We’ve also been rejuvenating our two front gardens (driveway and patio—so named because one is beside the driveway and the other—across from it—was originally meant to be a patio). They had stagnated in the time since we first planted them five or six years ago. The driveway garden was bogged down with bugleweed and dianthus, which crowded out the existing plants who were no match for the bugleweed’s onslaught. The garden had no vertical shape except for a red maple at the end of the bed, surrounded by dunes of matted groundcover.

The patio garden had run out of nutrients; the soil was dry and almost hydrophobic. The bee balms were stunted and the daisies less than prolific. Some plants like the blue oat grass were dying. Last year we had top-dressed both gardens with sea soil, a high nutrient amendment with salmon and mulch in it. But it needed more. Plus there were some bully knautia plants in the patio garden, which bloomed nicely but when they hit a foot tall they fell open in a radial pattern and crushed any surrounding plants. There was also some lavender that we hadn’t pruned properly so it was crowding out a rhododendron in the corner of the garden.

The patio garden

We moved a Korean dogwood from a too-sunny spot to a more shaded spot at the edge of the patio garden, and while at first it wasn’t happy, it settled in and bloomed nicely. But that was just part of the garden renovation. I was in Ottawa visiting my mom when D started the great garden reconstruction of 2026.

First he dug out all the bugleweed and dianthus. Then he dug out the knautia, some of the grasses, and the lavender. He planted a bunch of bee balm we’d got from a backyard gardener, and moved a few of the existing plants around.

When I got home we went shopping and got a whole bunch of new perennials to fill the now-empty gardens (especially the driveway garden). We even got milkweed! Which I’m so excited about but I don’t think it will mature until next year. Then maybe we’ll get some butterflies! We also got sea holly, a deep blue spiky flower with thistle-like leaves and a ruff around the flower like some kind of torture device. They’re like thistles, but more polite. We got a hibiscus bush to put in the middle of the driveway garden; hopefully the azalea next to it will recover from being moved (and pruned) for both of them to make a good show next summer. D planted blanket flower and Echinacea and all sorts of new flowering plants. Each in its own hole in the ground enriched with sea soil.

Right now the driveway garden looks a bit odd, with plants here and there and spaces in between. It’s not as bad in the patio garden because we already had a number of plants in there. But it’s particularly obvious in the driveway garden where we had to remove all the groundcover.

The driveway garden

The next step is to run soaker hoses through each garden and top-dress everything with sea soil, then see how it all grows over summer. One of the reasons we focused on these gardens was that watering all of them used too much water and took a lot of time. We’re focusing on the gardens we can see and enjoy from our small front deck, rather than keeping up with the lower perennial border.

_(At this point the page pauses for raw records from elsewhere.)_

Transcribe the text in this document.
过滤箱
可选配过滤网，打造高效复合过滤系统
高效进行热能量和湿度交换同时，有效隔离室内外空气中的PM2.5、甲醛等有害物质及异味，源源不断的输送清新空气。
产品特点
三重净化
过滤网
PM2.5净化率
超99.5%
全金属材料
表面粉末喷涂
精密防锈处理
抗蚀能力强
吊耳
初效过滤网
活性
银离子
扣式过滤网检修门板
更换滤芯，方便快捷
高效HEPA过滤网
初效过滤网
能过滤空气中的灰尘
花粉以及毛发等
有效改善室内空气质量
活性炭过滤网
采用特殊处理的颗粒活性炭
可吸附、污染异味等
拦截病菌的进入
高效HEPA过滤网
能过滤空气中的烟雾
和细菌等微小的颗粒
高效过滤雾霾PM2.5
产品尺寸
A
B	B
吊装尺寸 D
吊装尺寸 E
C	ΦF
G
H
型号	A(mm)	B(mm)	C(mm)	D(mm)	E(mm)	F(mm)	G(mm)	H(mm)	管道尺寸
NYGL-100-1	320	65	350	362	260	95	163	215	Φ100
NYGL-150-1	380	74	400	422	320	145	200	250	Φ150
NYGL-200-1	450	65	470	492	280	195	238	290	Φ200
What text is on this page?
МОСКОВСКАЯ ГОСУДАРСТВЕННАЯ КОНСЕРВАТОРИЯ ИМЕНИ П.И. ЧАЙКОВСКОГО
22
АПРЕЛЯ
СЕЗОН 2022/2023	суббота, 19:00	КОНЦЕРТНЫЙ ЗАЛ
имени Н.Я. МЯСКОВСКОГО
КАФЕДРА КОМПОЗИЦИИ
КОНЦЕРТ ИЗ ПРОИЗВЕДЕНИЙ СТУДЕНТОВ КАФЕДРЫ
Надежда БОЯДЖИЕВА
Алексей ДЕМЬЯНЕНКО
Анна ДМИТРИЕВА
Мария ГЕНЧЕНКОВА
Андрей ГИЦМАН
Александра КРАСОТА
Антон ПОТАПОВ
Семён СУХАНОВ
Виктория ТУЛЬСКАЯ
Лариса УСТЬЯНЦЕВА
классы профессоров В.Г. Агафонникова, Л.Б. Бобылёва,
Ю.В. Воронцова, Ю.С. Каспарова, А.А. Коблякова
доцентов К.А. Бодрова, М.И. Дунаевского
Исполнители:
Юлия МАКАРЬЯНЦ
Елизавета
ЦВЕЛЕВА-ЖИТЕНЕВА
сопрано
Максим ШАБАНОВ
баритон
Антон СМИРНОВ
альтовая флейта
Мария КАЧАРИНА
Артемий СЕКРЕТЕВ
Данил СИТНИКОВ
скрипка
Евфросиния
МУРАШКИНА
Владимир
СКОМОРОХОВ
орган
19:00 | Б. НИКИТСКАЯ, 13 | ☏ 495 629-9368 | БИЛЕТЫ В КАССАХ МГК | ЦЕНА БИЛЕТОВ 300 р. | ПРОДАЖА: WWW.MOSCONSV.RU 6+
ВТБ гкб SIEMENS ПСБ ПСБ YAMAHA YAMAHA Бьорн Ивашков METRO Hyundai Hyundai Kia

We’re already seeing the fruits of our labours. There was a moth on the white mock orange blossoms in the memorial garden, and a bee of some type on the orange globules of one of the buddleias. A gorgeous pale yellow and black butterfly flittered around one of the rhododendrons in the patio garden for a few minutes, while a bee was busy throwing themselves into the rhodo flowers, emerging coated in pollen. I was watering the perennial grass in the memorial garden and a garter snake slithered out—I had disturbed their basking spot. The hummingbirds have been whizzing across the yard; one of them tested out our fuchsia hanging baskets.

Hanging baskets of fuchsias that the hummingbirds like.

At night we still hear the frog chorus, sometimes overlain by the hooting of the barred owl. I’ve seen cats out hunting in the back-40—there are four cats in our area and they apparently don’t get along (D has heard the catfights). I’m happy to have cats to kill the rats (who made their way into our garden shed again), but I also know they kill songbirds. We have so many more songbirds than since we moved here and created habitat for them, so any time one dies it’s a tragedy. We haven’t seen any carcasses, but who knows where cats hide them. Or if they take their kills home with them. I wish they would just stick to rats and rabbits.

It’s been a busy time at Stonehill Acres (unofficial name lol), and we are eagerly awaiting the filling in of the garden as the summer progresses.